The bus pulled into a spot and Sullivan and Mrs. Thieves shepherded the busful of students into the parking lot and toward the theater. I saw Sullivan's lips moving silently as he did a head-count of the milling students.

'Forty-six. Thirty-four,' I said to him, without much enthusiasm.

'Shut up, James,' he replied pleasantly. 'It's not working.'

Through considerable magic on Sullivan and Mrs. Thieves' part, we made it into the lobby of the theater building. It was freezing cold, smelled like evergreens, and was carpeted from wall to wall with deep burgundy carpet. All of the wood was stark white and covered with carved scrolls.

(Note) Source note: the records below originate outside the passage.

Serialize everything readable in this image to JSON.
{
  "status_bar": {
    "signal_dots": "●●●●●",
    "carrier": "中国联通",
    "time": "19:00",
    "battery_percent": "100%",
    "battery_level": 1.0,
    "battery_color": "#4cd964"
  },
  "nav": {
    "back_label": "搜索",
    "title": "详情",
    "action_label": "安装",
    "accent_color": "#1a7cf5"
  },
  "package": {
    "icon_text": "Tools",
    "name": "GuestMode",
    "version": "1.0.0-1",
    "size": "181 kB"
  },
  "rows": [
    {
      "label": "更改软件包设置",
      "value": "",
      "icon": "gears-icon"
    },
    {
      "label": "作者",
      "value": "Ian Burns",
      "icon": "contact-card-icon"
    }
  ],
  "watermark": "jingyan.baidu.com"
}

There was another group of students already filing down the hall. College students.

We looked like babies beside them. The college girls tossed their hair and giggled heee heee heee, two years closer to minivans and soccer practices and Botox than the girls from my bus. I wished I hadn't come.

'Hi,' said Dee. She smiled up at me, one side a little higher than the other, clutching her notebook to her chest. Study in red, black, and white: the carpet, her hair, her face. 'Want to be my friend?'

'No, I find you quite unlikable,' I said.

Dee grinned and linked her arm in mine. She leaned her head on my arm. 'Good. Sit next to me. Is that allowed?'

Sullivan wasn't nearby to tell me no. I slid toward the front of the group, toward the darkened theater. Nobody would know who was who once we were inside; from out here I could see that only the small stage was lit at the front of the room. 'We'll make it allowed. We are young and independent Americans. No one tells us what to do.'

'Right.' Dee laughed and pinched the loose skin on my elbow. I swallowed at her touch.